We replaced the MC, bled the system again,have good pressure at each tire, and cannot find a leak. Any other thoughts?

Maybe wrong length on the pushrods?
What did you do at the firewall?

The drum MC bolts on and I think has a spacer to hold the threaded blocks.

The disc booster has studs - no spacer but has a sheet metal plate.

It was years ago but I remember having to disassemble a converted car to swap plates as the pedal travel was off, brakes were very touchy.

 
We replaced the MC, bled the system again,have good pressure at each tire, and cannot find a leak. Any other thoughts?

Maybe wrong length on the pushrods?
What did you do at the firewall?

The drum MC bolts on and I think has a spacer to hold the threaded blocks.

The disc booster has studs - no spacer but has a sheet metal plate.

It was years ago but I remember having to disassemble a converted car to swap plates as the pedal travel was off, brakes were very touchy.
Don

We replaced all under dash parts with those from my parts car. We then took the booster and bolted to the firewall, replaced the control valve, and bolted the new (not rebuilt) MC to it. Both MCs I now have bench tested ok today.

 
We think we've figured out the problem. Yesterday we re sealed the gear box, replaced the pitman arm, replaced the idler arm, and aligned the front end (I'm gonna miss having access to a full shop).

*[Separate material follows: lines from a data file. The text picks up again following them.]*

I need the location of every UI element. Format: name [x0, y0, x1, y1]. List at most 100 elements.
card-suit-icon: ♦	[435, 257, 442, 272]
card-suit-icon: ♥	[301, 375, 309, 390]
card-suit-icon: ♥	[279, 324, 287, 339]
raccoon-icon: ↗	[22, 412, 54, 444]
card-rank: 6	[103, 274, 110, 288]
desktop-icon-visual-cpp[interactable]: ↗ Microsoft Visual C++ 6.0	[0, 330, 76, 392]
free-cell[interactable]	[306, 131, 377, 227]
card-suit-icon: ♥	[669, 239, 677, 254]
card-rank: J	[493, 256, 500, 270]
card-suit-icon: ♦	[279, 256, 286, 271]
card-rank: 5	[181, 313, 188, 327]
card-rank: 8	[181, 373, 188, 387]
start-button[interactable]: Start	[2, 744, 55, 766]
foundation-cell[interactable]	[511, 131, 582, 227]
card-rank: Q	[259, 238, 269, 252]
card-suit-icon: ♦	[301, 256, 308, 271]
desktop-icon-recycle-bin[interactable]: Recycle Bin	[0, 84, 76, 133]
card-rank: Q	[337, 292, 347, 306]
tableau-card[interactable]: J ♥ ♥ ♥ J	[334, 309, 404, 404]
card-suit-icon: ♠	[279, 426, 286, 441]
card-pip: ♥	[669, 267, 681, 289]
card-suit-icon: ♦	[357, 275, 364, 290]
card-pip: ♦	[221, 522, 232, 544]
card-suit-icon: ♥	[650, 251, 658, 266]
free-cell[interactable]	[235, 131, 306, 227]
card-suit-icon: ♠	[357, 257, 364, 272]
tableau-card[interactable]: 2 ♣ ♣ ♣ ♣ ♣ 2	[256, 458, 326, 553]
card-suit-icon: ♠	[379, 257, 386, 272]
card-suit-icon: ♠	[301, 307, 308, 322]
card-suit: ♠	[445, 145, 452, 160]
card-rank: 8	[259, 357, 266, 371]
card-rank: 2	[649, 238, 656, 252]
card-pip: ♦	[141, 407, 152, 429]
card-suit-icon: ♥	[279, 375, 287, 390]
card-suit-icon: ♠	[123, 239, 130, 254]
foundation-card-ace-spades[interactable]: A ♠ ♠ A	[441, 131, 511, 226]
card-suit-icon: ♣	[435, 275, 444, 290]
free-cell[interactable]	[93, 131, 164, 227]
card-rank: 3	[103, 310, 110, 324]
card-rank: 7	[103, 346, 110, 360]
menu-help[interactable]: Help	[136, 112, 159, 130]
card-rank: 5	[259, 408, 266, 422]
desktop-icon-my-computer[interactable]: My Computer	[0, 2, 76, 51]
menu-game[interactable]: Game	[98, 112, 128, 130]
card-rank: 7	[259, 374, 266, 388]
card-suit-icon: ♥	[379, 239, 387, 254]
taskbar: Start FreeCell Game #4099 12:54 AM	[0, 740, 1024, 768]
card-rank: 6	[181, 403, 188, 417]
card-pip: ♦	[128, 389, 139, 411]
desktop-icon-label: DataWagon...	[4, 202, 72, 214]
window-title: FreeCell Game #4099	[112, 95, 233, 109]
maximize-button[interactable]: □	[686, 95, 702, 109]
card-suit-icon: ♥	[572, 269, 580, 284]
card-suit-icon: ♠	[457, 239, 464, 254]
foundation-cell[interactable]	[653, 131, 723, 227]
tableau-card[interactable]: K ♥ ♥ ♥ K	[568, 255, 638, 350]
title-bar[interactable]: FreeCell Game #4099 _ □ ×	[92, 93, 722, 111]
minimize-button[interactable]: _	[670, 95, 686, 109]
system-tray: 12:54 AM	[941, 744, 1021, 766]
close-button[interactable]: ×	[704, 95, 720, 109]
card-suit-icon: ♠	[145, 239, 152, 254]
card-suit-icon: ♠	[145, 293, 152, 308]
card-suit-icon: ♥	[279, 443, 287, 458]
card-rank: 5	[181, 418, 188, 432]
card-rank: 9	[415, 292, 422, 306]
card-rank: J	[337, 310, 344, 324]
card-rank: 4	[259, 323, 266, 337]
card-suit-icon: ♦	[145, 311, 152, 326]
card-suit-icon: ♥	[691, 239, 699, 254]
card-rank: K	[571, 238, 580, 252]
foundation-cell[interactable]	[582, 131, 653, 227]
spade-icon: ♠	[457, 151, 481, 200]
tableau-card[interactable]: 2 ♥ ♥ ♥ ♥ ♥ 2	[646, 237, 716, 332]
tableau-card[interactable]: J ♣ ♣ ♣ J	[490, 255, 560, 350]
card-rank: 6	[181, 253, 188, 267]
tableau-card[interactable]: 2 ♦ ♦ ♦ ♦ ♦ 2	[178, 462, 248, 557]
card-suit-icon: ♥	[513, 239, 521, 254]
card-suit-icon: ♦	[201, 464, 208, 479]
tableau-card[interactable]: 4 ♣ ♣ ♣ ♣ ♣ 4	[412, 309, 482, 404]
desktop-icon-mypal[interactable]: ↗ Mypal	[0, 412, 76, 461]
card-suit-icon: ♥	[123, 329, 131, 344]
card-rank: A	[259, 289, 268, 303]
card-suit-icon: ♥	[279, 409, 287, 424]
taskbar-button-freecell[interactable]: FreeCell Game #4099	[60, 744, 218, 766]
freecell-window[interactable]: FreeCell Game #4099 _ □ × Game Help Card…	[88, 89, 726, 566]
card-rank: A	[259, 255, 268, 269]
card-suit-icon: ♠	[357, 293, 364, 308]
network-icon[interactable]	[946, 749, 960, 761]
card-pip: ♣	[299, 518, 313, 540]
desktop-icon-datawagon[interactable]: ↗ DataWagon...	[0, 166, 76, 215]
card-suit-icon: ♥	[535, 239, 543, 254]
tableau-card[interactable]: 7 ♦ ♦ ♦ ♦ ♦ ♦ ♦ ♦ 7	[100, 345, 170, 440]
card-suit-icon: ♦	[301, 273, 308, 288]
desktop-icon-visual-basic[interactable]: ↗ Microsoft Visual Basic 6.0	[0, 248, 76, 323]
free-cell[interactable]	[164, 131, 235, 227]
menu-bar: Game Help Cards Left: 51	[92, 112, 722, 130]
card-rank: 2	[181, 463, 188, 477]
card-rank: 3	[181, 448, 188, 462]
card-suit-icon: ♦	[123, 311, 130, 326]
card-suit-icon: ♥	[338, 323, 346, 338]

While we were up there we looked to see if the new disc brakes were working and at all times everything was fine. That told us the problem was in the rear.

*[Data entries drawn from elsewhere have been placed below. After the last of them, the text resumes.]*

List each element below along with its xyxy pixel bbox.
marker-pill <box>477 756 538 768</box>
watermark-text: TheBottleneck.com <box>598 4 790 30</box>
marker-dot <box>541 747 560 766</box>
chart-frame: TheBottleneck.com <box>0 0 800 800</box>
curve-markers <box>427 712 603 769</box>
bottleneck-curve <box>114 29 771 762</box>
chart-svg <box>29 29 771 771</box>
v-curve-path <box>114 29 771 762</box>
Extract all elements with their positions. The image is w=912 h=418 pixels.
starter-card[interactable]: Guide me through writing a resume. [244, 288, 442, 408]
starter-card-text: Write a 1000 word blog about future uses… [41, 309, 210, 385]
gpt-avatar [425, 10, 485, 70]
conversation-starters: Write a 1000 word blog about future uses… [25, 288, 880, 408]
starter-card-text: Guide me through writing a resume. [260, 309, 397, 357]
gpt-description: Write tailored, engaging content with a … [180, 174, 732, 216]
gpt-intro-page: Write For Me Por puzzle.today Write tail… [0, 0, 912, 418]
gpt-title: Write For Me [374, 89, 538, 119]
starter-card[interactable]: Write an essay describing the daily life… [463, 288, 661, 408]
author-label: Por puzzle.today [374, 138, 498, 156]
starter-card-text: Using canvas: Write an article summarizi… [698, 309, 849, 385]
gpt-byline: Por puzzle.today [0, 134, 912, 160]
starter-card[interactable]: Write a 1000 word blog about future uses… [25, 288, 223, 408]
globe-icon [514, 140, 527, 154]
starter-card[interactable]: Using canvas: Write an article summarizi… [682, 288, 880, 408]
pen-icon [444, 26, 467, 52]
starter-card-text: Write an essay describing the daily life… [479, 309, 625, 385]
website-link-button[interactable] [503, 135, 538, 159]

We pulled a vacuum on the rear brakes, but no matter how much I pushed the rear brakes never engaged. Sine the MC tested ok, we think the problem lies with the proportioning valve not allowing enough pressure. We've ordered a new one and hoop fully it will solve the problem.

The exciting part was watching the car move off and on the rack by itself for the first time in 20+ years.